Kemampuan virus itu menginfeksi paru-paru, kata Kawaoka, sama menakutkannya dengan pandemi virus lain, misalnya saja yang terjadi pada tahun 1918 yang membunuh 10 juta orang di akhir Perang Dunia I. Penelitian Kawaoka juga menunjukkan, orang yang lahir sebelum tahun 1918 memiliki antibodi untuk melawan virus H1N1 yang baru.

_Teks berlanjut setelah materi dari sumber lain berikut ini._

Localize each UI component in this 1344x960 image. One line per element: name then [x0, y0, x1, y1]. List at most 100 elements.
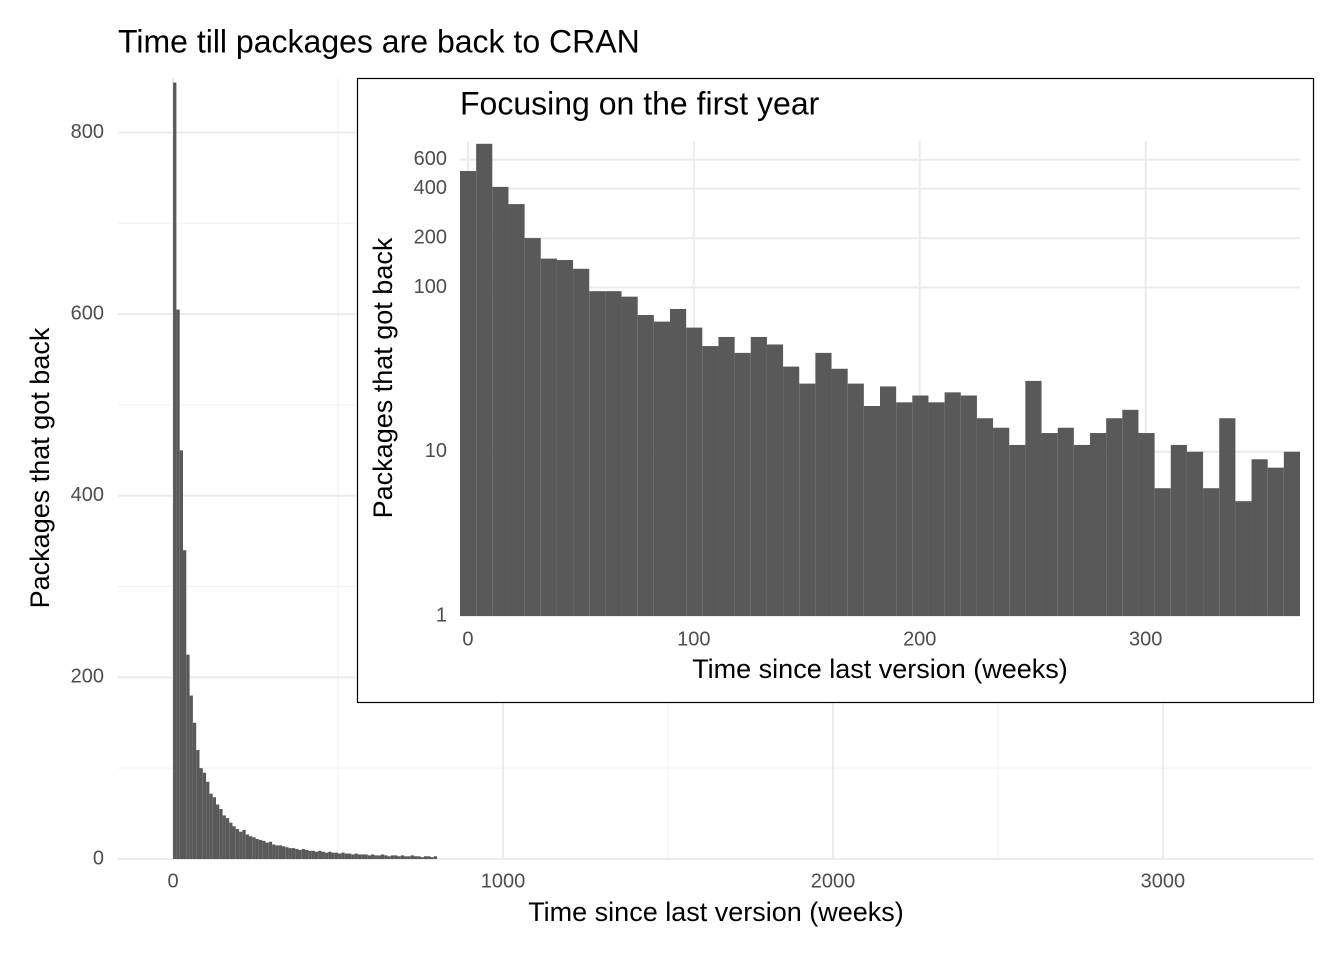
bar — [380, 854, 385, 859]
bar — [232, 826, 236, 859]
bar — [374, 855, 378, 859]
bar — [460, 171, 477, 616]
bar — [400, 855, 405, 859]
bar — [278, 845, 282, 859]
bar — [476, 143, 493, 616]
bar — [281, 846, 286, 859]
bar — [1138, 433, 1155, 616]
x-axis-label: Time since last version (weeks) — [692, 654, 1068, 684]
bar — [413, 856, 418, 859]
bar — [390, 855, 395, 859]
x-tick-label: 200 — [903, 628, 936, 650]
bar — [179, 450, 183, 859]
bar — [258, 839, 263, 859]
bar — [308, 850, 312, 859]
bar — [219, 809, 223, 859]
y-tick-label: 200 — [71, 666, 104, 688]
bar — [407, 856, 411, 859]
bar — [863, 405, 880, 616]
bar — [341, 852, 345, 859]
bar — [605, 291, 622, 616]
bar — [1186, 451, 1204, 616]
bar — [196, 750, 200, 859]
bar — [508, 204, 525, 617]
bar — [492, 186, 509, 617]
bar — [1251, 459, 1268, 616]
bar — [573, 268, 590, 616]
inset-chart: 1 10 100 200 400 600 0 100 200 300 Focusing on the… — [368, 85, 1300, 684]
bar — [734, 352, 751, 616]
bar — [430, 857, 434, 859]
bar — [815, 352, 832, 616]
y-tick-label: 400 — [414, 177, 447, 199]
bar — [944, 392, 961, 616]
y-tick-label: 100 — [414, 276, 447, 298]
bar — [1122, 409, 1139, 616]
bar — [976, 418, 994, 616]
y-tick-label: 0 — [93, 847, 104, 869]
bar — [404, 856, 408, 859]
bar — [371, 854, 375, 859]
bar — [242, 829, 246, 859]
bar — [351, 854, 355, 859]
y-tick-label: 600 — [71, 302, 104, 324]
bar — [367, 855, 372, 859]
bar — [298, 849, 302, 859]
bar — [1057, 427, 1074, 616]
bar — [1090, 433, 1107, 616]
bar — [896, 402, 913, 616]
bar — [255, 839, 259, 859]
bar — [212, 797, 216, 859]
y-tick-label: 200 — [414, 226, 447, 248]
x-tick-label: 2000 — [811, 870, 856, 892]
bar — [357, 854, 362, 859]
y-tick-label: 1 — [436, 604, 447, 626]
bar — [1041, 433, 1058, 616]
bar — [275, 845, 279, 859]
bar — [291, 848, 296, 859]
x-tick-label: 0 — [462, 628, 473, 650]
bar — [1009, 444, 1026, 616]
bar — [912, 395, 929, 616]
bar — [1283, 451, 1300, 616]
bar — [766, 344, 784, 616]
bar — [621, 296, 638, 616]
bar — [192, 722, 197, 859]
bar — [311, 850, 315, 859]
bar — [354, 853, 358, 859]
bar — [182, 550, 187, 859]
x-tick-label: 3000 — [1141, 870, 1186, 892]
bar — [314, 851, 319, 859]
bar — [397, 856, 401, 859]
bar — [384, 855, 388, 859]
bar — [364, 854, 368, 859]
bar — [229, 822, 233, 859]
bar — [189, 695, 193, 859]
bar — [702, 346, 719, 616]
bar — [1154, 488, 1171, 616]
bar — [239, 831, 243, 859]
bar — [686, 327, 703, 616]
bar — [285, 847, 289, 859]
bar — [347, 853, 352, 859]
bar — [225, 818, 230, 859]
bar — [831, 368, 848, 616]
bar — [288, 848, 292, 859]
bar — [433, 856, 438, 859]
bar — [334, 852, 339, 859]
bar — [331, 852, 335, 859]
bar — [847, 383, 864, 616]
bar — [1235, 501, 1252, 616]
bar — [248, 836, 253, 859]
bar — [1219, 418, 1236, 616]
chart-title: Focusing on the first year — [460, 85, 820, 121]
bar — [202, 772, 207, 859]
x-axis-label: Time since last version (weeks) — [528, 897, 904, 927]
bar — [589, 291, 606, 616]
bar — [206, 781, 210, 859]
bar — [423, 856, 428, 859]
bar — [1025, 380, 1042, 616]
y-tick-label: 600 — [414, 148, 447, 170]
bar — [427, 856, 431, 859]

Karenanya, mungkin saja virus ini akan lebih berbahaya dari pandemi sekarang, mengingat kemampuan virus ini berevolusi menjadi bentuk baru. Selain itu, makin banyak orang tertular virus ini, makin besar peluang virus ini berubah jadi mematikan.
Dalam penelitiannya, Kawaoka dan timnya menginfeksi beberapa hewan percobaan dengan virus flu biasa dan virus flu yang jadi pandemi. Ternyata, virus H1N1 lebih mudah menggandakan diri pada sistem pernapasan dibandingkan dengan flu biasa, dan menyebabkan lesi pada paru-paru.